One reason is that the person does not want to see their sin as sin and actually does deep down and they get upset at the Christian for bringing up that awareness.  It triggers them for it alerts them to the judgement they have made on themselves that they wish to forget.

If the act is not a sin and the person feels it is, it is no wonder that they feel hated by those who oppose the supposed sin.

Some retort to the Christian, “I love and like you but I hate what you believe especially when it tells me I am wrong.” They report the Christian is offended by that. That shows that the Christian is not being honest with themselves.

If loving the sinner and hating the sin is possible, that does not mean that that somebody cannot be using it to hide their hate. They may think it cannot be done yet they claim to love the sinner they oppose and who they invite to repentance and reconciliation. Love for sinner and hate and opposition to sin is Christian doctrine. If that Christian is offended if you tell them you regard their dogma as hateful but not them that is a sure sign that they are not confident that they really love you at all.  The Christian clearly detects a hidden and crafty hate in themselves that they bear towards you.

Now there is a difference between somebody telling you that you are doing harm by having sex outside of marriage or stealing or that your belief is harmful. Being accused of being harmful is not the same thing as being accused of harbouring a belief that harms. One tells you what kind of person you are – a harmer. And it imputes fault. And the other tells you that you have been sucked into a belief that is bad. That may not be your fault. You may just need light to cast out the darkness of the belief.

However there are people who advocate beliefs that can be taken for good ones who know fine well they are a lot less good than they are made to appear.

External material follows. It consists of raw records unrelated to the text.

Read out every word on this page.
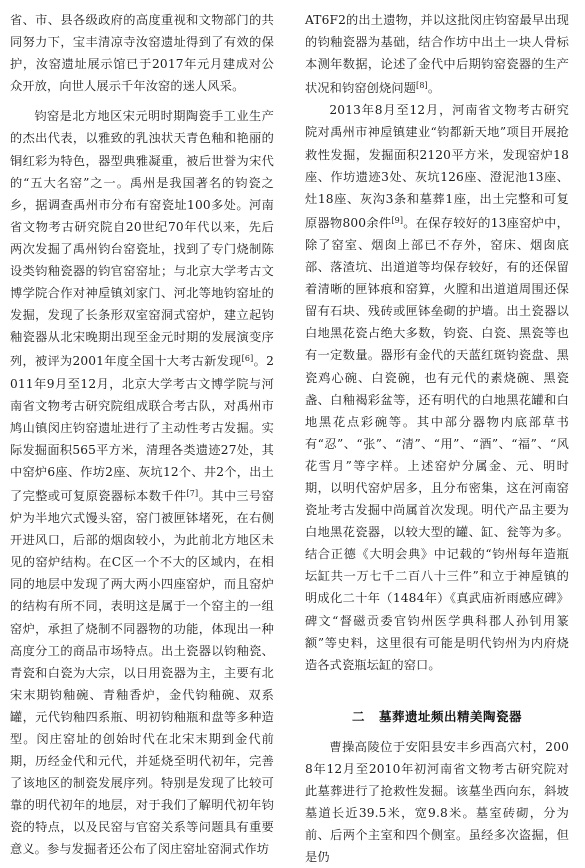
省、市、县各级政府的高度重视和文物部门的共同努力下，宝丰清凉寺汝窑遗址得到了有效的保护，汝窑遗址展示馆已于2017年元月建成对公众开放，向世人展示千年汝窑的迷人风采。

钧窑是北方地区宋元明时期陶瓷手工业生产的杰出代表，以雅致的乳浊状天青色釉和艳丽的铜红彩为特色，器型典雅凝重，被后世誉为宋代的“五大名窑”之一。禹州是我国著名的钧瓷之乡，据调查禹州市分布有窑瓷址100多处。河南省文物考古研究院自20世纪70年代以来，先后两次发掘了禹州钧台窑瓷址，找到了专门烧制陈设类钧釉瓷器的钧官窑窑址；与北京大学考古文博学院合作对神垕镇刘家门、河北等地钧窑址的发掘，发现了长条形双室窑洞式窑炉，建立起钧釉瓷器从北宋晚期出现至金元时期的发展演变序列，被评为2001年度全国十大考古新发现[6]。2011年9月至12月，北京大学考古文博学院与河南省文物考古研究院组成联合考古队，对禹州市鸠山镇闵庄钧窑遗址进行了主动性考古发掘。实际发掘面积565平方米，清理各类遗迹27处，其中窑炉6座、作坊2座、灰坑12个、井2个，出土了完整或可复原瓷器标本数千件[7]。其中三号窑炉为半地穴式馒头窑，窑门被匣钵堵死，在右侧开进风口，后部的烟囱较小，为此前北方地区未见的窑炉结构。在C区一个不大的区域内，在相同的地层中发现了两大两小四座窑炉，而且窑炉的结构有所不同，表明这是属于一个窑主的一组窑炉，承担了烧制不同器物的功能，体现出一种高度分工的商品市场特点。出土瓷器以钧釉瓷、青瓷和白瓷为大宗，以日用瓷器为主，主要有北宋末期钧釉碗、青釉香炉，金代钧釉碗、双系罐，元代钧釉四系瓶、明初钧釉瓶和盘等多种造型。闵庄窑址的创始时代在北宋末期到金代前期，历经金代和元代，并延烧至明代初年，完善了该地区的制瓷发展序列。特别是发现了比较可靠的明代初年的地层，对于我们了解明代初年钧瓷的特点，以及民窑与官窑关系等问题具有重要意义。参与发掘者还公布了闵庄窑址窑洞式作坊

AT6F2的出土遗物，并以这批闵庄钧窑最早出现的钧釉瓷器为基础，结合作坊中出土一块人骨标本测年数据，论述了金代中后期钧窑瓷器的生产状况和钧窑创烧问题[8]。

2013年8月至12月，河南省文物考古研究院对禹州市神垕镇建业“钧都新天地”项目开展抢救性发掘，发掘面积2120平方米，发现窑炉18座、作坊遗迹3处、灰坑126座、澄泥池13座、灶18座、灰沟3条和墓葬1座，出土完整和可复原器物800余件[9]。在保存较好的13座窑炉中，除了窑室、烟囱上部已不存外，窑床、烟囱底部、落渣坑、出道道等均保存较好，有的还保留着清晰的匣钵痕和窑算，火膛和出道道周围还保留有石块、残砖或匣钵垒砌的护墙。出土瓷器以白地黑花瓷占绝大多数，钧瓷、白瓷、黑瓷等也有一定数量。器形有金代的天蓝红斑钧瓷盘、黑瓷鸡心碗、白瓷碗，也有元代的素烧碗、黑瓷盏、白釉褐彩盆等，还有明代的白地黑花罐和白地黑花点彩碗等。其中部分器物内底部草书有“忍”、“张”、“清”、“用”、“酒”、“福”、“风花雪月”等字样。上述窑炉分属金、元、明时期，以明代窑炉居多，且分布密集，这在河南窑瓷址考古发掘中尚属首次发现。明代产品主要为白地黑花瓷器，以较大型的罐、缸、瓮等为多。结合正德《大明会典》中记载的“钧州每年造瓶坛缸共一万七千二百八十三件”和立于神垕镇的明成化二十年（1484年）《真武庙祈雨感应碑》碑文“督磁贡委官钧州医学典科郡人孙钊用篆额”等史料，这里很有可能是明代钧州为内府烧造各式瓷瓶坛缸的窑口。

二 墓葬遗址频出精美陶瓷器

曹操高陵位于安阳县安丰乡西高穴村，2008年12月至2010年初河南省文物考古研究院对此墓葬进行了抢救性发掘。该墓坐西向东，斜坡墓道长近39.5米，宽9.8米。墓室砖砌，分为前、后两个主室和四个侧室。虽经多次盗掘，但是仍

If a person cannot make mistakes, a person cannot really sin.  Religion and criminal law hold that being evil is compatible with having mistaken views that are relevant to the evil and help cause it.  I am told not to centre on myself, not to trust myself too much.  The evidence is that people can swear that x is the right course for them and be disastrously wrong.  The person who swears the ice is thick and it has to be, may find out the hard way when he or she falls through it. It was thin after all.  But it is luck that makes it a mistake.  Bad luck we should say.  It is better to freeze to death fast than not to and suffer a lingering death if a nuclear war breaks out or a meteorite hits. Nobody knows or can really make a reasonable prediction.  Our moralising involves a lot of guessing.  People go along with our guesses for they feel they will be considered immoral and evil if they do not.  There is a bullying side to it all.

As tricky as trusting yourself is, at least you are in a position to know best.  For that reason handing that trust to God or somebody else is worse  In that sense mistakes are collateral damage rather than mistakes.

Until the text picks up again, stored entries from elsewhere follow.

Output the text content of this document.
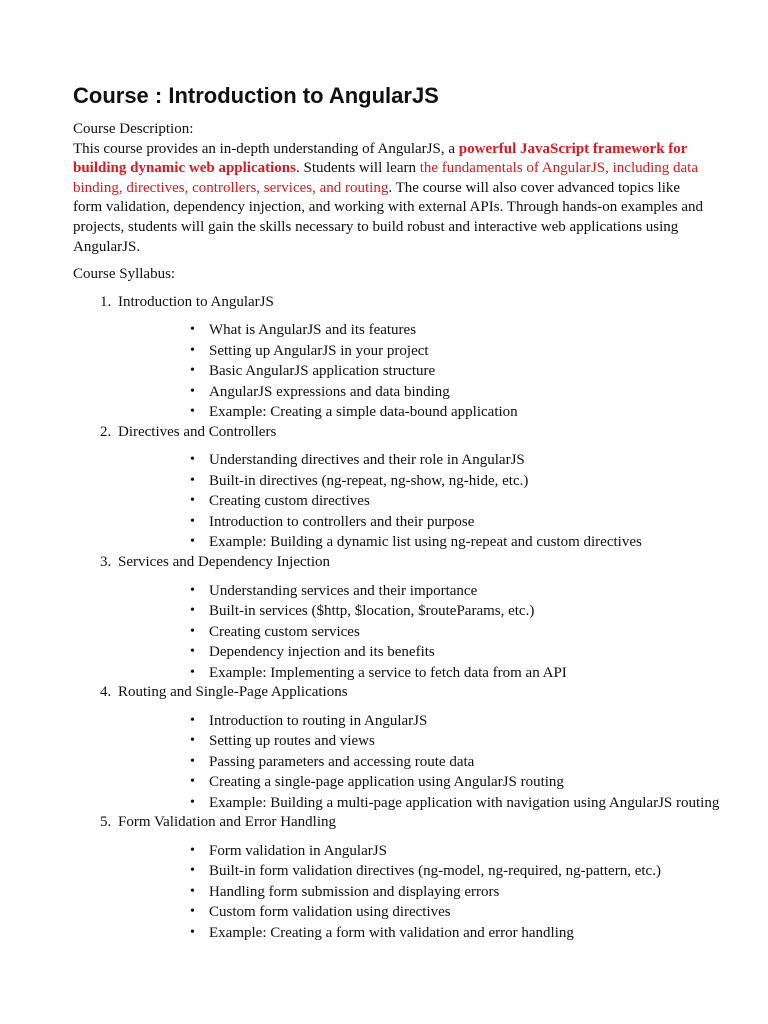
Course : Introduction to AngularJS

Course Description:

This course provides an in-depth understanding of AngularJS, a powerful JavaScript framework for building dynamic web applications. Students will learn the fundamentals of AngularJS, including data binding, directives, controllers, services, and routing. The course will also cover advanced topics like form validation, dependency injection, and working with external APIs. Through hands-on examples and projects, students will gain the skills necessary to build robust and interactive web applications using AngularJS.

Course Syllabus:

1. Introduction to AngularJS
• What is AngularJS and its features
• Setting up AngularJS in your project
• Basic AngularJS application structure
• AngularJS expressions and data binding
• Example: Creating a simple data-bound application
2. Directives and Controllers
• Understanding directives and their role in AngularJS
• Built-in directives (ng-repeat, ng-show, ng-hide, etc.)
• Creating custom directives
• Introduction to controllers and their purpose
• Example: Building a dynamic list using ng-repeat and custom directives
3. Services and Dependency Injection
• Understanding services and their importance
• Built-in services ($http, $location, $routeParams, etc.)
• Creating custom services
• Dependency injection and its benefits
• Example: Implementing a service to fetch data from an API
4. Routing and Single-Page Applications
• Introduction to routing in AngularJS
• Setting up routes and views
• Passing parameters and accessing route data
• Creating a single-page application using AngularJS routing
• Example: Building a multi-page application with navigation using AngularJS routing
5. Form Validation and Error Handling
• Form validation in AngularJS
• Built-in form validation directives (ng-model, ng-required, ng-pattern, etc.)
• Handling form submission and displaying errors
• Custom form validation using directives
• Example: Creating a form with validation and error handling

If you think you have God on your side and that God is hearing your prayers for guidance you will hate the person who will not trust you enough to do what you want.

Christians who think they are hated if their belief is hated are clearly identifying too closely with their belief. The rest may be feigning that they do this for it is a clever ploy for keeping you from hearing that you may be wrong.  Evidence should lead you to belief and form it. A belief can and should only develop in a person upon exposure to evidence.  Evidence.  Not prejudice.  Not guesses.  Not feelings.  Evidence.  Nothing else. If you think you can choose to believe or that belief is chosen you may take it personally if the belief is demolished by critics.

Being led by faith to think that you are hated for your beliefs causes you to hate critics eventually.  There is a saying that if you see hate in others that is not there that is a sign that the real hate is in you.  You see in others what is inside yourself.

We flatly conclude that Christianity and religion are not really in the service of love or at least non-hate.